Your design idea is somewhat overcomplicated, which made it harder for you to get the code right. I'm not sure exactly why you thought (x>>1) < x (signed compare after unsigned right shift) was useful.
You can take advantage of flags to get information about the top bit, but you don't need a cmp do to so. Use a left-shift (or add same,same) that sets flags, and test the S flag using the MInus condition to find out what the high bit of the result was.
Or look at the C flag to see the bit shifted out, but then you'd need to do something with the C flag after the last iteration (after the register becomes zero). That's fine, you can peel out that last iteration.
Using a right shift (your lsr) can't work if you're using conditions that depend on the sign bit.
test:
movs r1, r0 @ copy and set flags
mov r0, #32
@ loop invariants:
@ r0 = return value
@ r1 = input
@ flags set according to the current value of r1
.loop: @ do {
submi r0, r0, #1 @ predicated subtract: if(high_bit_set(r1)) r0--;
adds r1, r1 @ left-shift by 1 and set flags
bne .loop @ keep looping until there are no set bits
@ }while(r1<<=1);
mov pc, lr @ or bx lr
Instead of branching, you definitely want to take advantage of ARM's predicated execution of any instruction, but appending a condition to the mnemonic. submi is a sub which is a no-op if the MI condition is false.
Of course if you care about performance, an 8-bit lookup table can be a good way to implement popcnt, or there's a bithack formula that ARM can probably do very efficiently with its barrel shifter.

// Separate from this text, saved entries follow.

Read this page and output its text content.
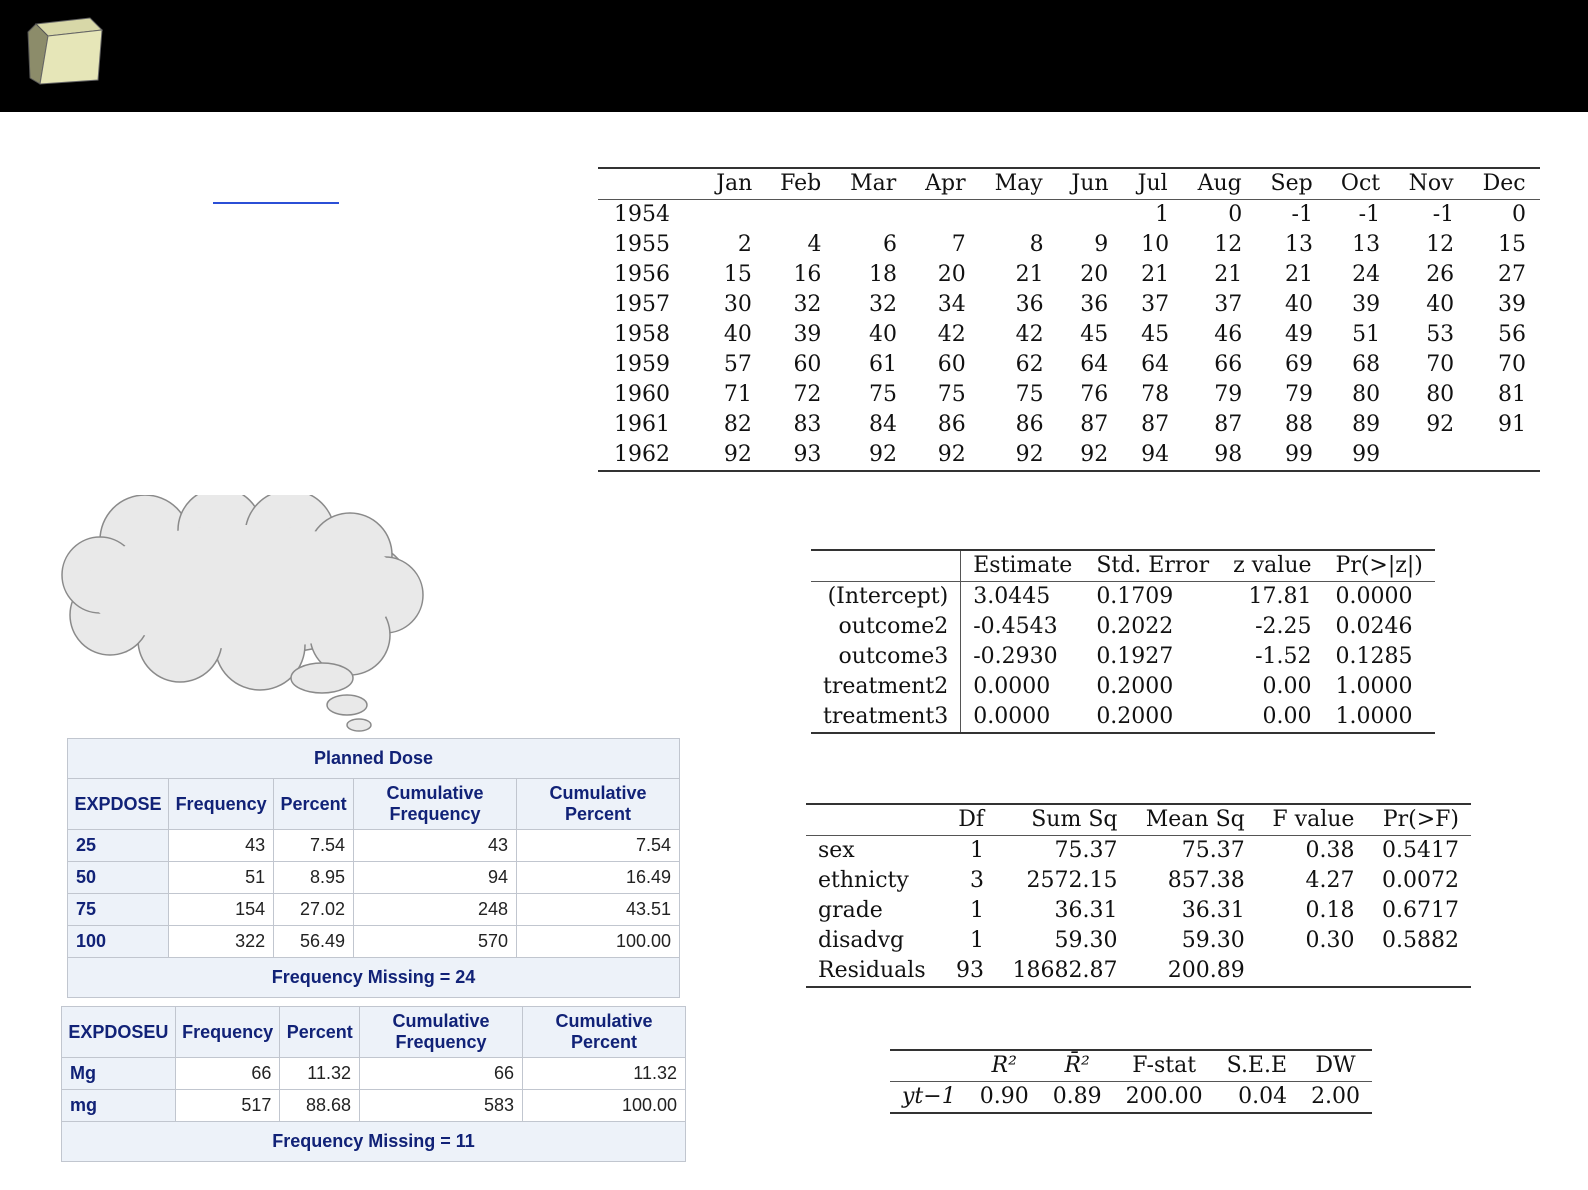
	Jan	Feb	Mar	Apr	May	Jun	Jul	Aug	Sep	Oct	Nov	Dec
1954							1	0	-1	-1	-1	0
1955	2	4	6	7	8	9	10	12	13	13	12	15
1956	15	16	18	20	21	20	21	21	21	24	26	27
1957	30	32	32	34	36	36	37	37	40	39	40	39
1958	40	39	40	42	42	45	45	46	49	51	53	56
1959	57	60	61	60	62	64	64	66	69	68	70	70
1960	71	72	75	75	75	76	78	79	79	80	80	81
1961	82	83	84	86	86	87	87	87	88	89	92	91
1962	92	93	92	92	92	92	94	98	99	99		
	Estimate	Std. Error	z value	Pr(>|z|)
(Intercept)	3.0445	0.1709	17.81	0.0000
outcome2	-0.4543	0.2022	-2.25	0.0246
outcome3	-0.2930	0.1927	-1.52	0.1285
treatment2	0.0000	0.2000	0.00	1.0000
treatment3	0.0000	0.2000	0.00	1.0000
	Df	Sum Sq	Mean Sq	F value	Pr(>F)
sex	1	75.37	75.37	0.38	0.5417
ethnicty	3	2572.15	857.38	4.27	0.0072
grade	1	36.31	36.31	0.18	0.6717
disadvg	1	59.30	59.30	0.30	0.5882
Residuals	93	18682.87	200.89		
	R²	R̄²	F-stat	S.E.E	DW
yt−1	0.90	0.89	200.00	0.04	2.00
Planned Dose				
EXPDOSE	Frequency	Percent	Cumulative Frequency	Cumulative Percent
25	43	7.54	43	7.54
50	51	8.95	94	16.49
75	154	27.02	248	43.51
100	322	56.49	570	100.00
Frequency Missing = 24				
EXPDOSEU	Frequency	Percent	Cumulative Frequency	Cumulative Percent
Mg	66	11.32	66	11.32
mg	517	88.68	583	100.00
Frequency Missing = 11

How to count the number of set bits in a 32-bit integer?
AFAIK, ARM doesn't have a hardware bit-count instruction like some other architectures do, e.g. x86's popcnt.
In computer programs, small numbers are usually common. Left-shifting will take ~30 iterations to shift out all the bits for numbers with any low bits set. But right-shifting can finish in a few iterations for small numbers like 7 (only the low 3 bits set).
If it's common for your inputs to have some contiguous high bits all cleared, then the left-shifting loop I wrote for this answer is the worst.